Brian L Egleston, MPP, PhD
Member & Associate Research Professor
Office Phone: 215-214-3917
The appropriateness of comorbidity scores to account for clinical prognosis and confounding in observational studies, in collaboration with S.R. Austin, Y.N. Wong, R.G. Uzzo & J.R. Beck
Recently, we have been examining the conditions under which summary comorbidity scores are valid. Comorbidities are co-existing medical conditions that individuals might have in addition to an index condition of interest, such as cancer. Comorbidity adjustment is an important goal of health services research and clinical prognosis. When adjusting for comorbidities in statistical models, researchers can include comorbidities individually or through the use of summary measures such as the Charlson Comorbidity Index or Elixhauser score.
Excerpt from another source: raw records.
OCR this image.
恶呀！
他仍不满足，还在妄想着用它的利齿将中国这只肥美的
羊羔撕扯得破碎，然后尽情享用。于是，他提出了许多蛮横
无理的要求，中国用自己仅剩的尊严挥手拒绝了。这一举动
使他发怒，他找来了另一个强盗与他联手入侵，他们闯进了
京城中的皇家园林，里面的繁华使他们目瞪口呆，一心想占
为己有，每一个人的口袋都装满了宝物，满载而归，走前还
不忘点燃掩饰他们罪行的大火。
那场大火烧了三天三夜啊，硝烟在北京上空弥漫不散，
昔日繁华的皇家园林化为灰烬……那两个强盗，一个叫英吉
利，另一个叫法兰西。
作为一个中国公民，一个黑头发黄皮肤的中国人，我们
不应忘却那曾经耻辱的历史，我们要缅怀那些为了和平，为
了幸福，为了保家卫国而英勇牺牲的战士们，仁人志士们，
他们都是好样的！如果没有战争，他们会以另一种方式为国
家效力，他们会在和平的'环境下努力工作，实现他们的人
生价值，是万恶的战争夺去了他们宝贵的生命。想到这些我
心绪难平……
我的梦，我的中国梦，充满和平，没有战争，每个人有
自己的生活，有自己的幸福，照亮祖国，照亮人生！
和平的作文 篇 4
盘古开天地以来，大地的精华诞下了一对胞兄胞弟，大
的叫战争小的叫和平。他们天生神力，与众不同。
While many health services researchers have compared the utility of comorbidity scores using data examples, there has been a lack of mathematical rigor in most of the evaluations. In the statistics literature, theoretical justifications have been given for the use of prognostic scores. Heuristically, comorbidity scores are diminutive versions of prognostic scores. They are often added to regressions with other covariates such as age and sex. We examined the conditions under which individual versus summary measures are most appropriate. We expand on other's work, and show that comorbidity scores created analogously to the Charlson Comorbidity Index may be appropriate balancing scores for prognostic modeling and comorbidity adjustment.